The information technology arm of the Mahindra Group, a multibillion-dollar Mumbai-based conglomerate, is acquiring CJS Solutions Group, doing business as HCI Group, a Jacksonville, Fla.-based health information technology consultancy.
Tech Mahindra will pay $89.5 million upfront to buy an 84.7% stake in the company with the remaining 15.3% to be acquired over a period of three years for what it described as an “enterprise value” of $110 million.
HCI will continue to operate under its own name as a subsidiary of Tech Mahindra, a global information technology company.
The merged company will focus on health IT infrastructure management, business process outsourcing and automation, technical innovation to support clinical transformation, and business intelligence and performance management, according to a news release. HCI Group CEO Ricky Caplin said Tech Mahindra would help HCI reduce costs and use "disruptive innovation" to improve the health IT industry.
The HCI Group is “vendor agnostic,” but has performed most of its implementation support work with electronic health record systems developers Cerner Corp., Kansas City, Mo., and Epic Systems Corp., Verona, Wis., two major vendors to larger hospitals and health systems, HCI spokesman Chris Parry said.

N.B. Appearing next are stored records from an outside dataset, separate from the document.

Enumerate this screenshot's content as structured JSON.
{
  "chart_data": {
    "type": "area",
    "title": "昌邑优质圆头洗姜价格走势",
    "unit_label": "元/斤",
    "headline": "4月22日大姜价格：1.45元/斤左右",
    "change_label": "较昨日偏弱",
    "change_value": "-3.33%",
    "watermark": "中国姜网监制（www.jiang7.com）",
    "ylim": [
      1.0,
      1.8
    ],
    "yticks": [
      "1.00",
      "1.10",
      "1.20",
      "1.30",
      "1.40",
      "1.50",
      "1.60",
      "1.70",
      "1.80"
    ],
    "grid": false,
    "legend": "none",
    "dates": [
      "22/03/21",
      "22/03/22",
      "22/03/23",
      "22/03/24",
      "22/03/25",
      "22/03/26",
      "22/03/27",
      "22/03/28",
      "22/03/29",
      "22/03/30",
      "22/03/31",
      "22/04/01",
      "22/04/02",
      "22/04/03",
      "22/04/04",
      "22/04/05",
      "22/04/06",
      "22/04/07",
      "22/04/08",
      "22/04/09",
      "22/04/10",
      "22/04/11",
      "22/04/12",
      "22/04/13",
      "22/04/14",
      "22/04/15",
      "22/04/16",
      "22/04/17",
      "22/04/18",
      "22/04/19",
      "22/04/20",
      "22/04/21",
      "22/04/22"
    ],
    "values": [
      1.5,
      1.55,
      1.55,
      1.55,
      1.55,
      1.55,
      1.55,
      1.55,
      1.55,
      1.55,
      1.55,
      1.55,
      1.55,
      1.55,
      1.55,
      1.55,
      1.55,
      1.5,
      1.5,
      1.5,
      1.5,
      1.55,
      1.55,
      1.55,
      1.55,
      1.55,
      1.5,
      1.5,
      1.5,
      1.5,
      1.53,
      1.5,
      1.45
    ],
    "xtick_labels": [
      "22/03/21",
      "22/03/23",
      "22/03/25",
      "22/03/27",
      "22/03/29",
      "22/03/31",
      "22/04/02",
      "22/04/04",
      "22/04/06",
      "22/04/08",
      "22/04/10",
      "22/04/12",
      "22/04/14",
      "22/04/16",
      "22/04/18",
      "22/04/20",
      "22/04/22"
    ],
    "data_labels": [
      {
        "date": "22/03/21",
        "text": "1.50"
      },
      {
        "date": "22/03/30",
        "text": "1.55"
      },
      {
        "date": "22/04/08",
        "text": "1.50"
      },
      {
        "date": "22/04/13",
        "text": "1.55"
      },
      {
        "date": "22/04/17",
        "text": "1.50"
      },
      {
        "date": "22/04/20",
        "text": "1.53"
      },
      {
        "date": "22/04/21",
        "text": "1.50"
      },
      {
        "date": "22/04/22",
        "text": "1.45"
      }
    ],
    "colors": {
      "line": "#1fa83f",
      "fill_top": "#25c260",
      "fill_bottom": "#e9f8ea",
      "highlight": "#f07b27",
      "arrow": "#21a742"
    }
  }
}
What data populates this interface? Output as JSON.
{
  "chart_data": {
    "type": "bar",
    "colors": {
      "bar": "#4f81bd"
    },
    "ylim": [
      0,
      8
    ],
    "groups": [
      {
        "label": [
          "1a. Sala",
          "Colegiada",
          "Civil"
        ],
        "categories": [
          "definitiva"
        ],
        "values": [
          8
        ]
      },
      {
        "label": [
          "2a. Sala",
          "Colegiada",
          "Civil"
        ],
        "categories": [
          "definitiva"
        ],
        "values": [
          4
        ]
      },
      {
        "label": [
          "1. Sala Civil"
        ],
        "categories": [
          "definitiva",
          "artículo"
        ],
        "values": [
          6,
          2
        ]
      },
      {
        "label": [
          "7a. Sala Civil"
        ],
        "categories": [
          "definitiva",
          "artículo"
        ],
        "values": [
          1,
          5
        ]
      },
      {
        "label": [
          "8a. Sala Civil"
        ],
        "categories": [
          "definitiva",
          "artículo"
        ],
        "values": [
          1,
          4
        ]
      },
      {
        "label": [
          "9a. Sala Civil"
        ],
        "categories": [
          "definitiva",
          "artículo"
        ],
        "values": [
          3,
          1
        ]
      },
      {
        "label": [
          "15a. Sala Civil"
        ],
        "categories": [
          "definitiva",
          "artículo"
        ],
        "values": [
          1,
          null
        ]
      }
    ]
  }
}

HCI Group also claims expertise in implementing Meditech, McKesson, NextGen and Allscripts Health Solutions IT systems.
Last year, HCI Group acquired Houston-based Expert Technical Advisors, Houston, a health IT and systems-implementation company.
HCI was part of a failed bid led by IBM and Epic Systems for a multibillion-dollar contract to install a new EHR for the Military Health System, the healthcare arm of the Defense Department. Cerner, Leidos and Accenture Federal Services were the winners of a $4.3 billion deal for the first years of the installation that is expected to cost $9 billion or more.
All of HCI Group's 500 employees in the U.S., U.K., Europe and the Middle East and the company's leadership will remain in place following the transition, which remains subject to regulatory approvals, Parry said.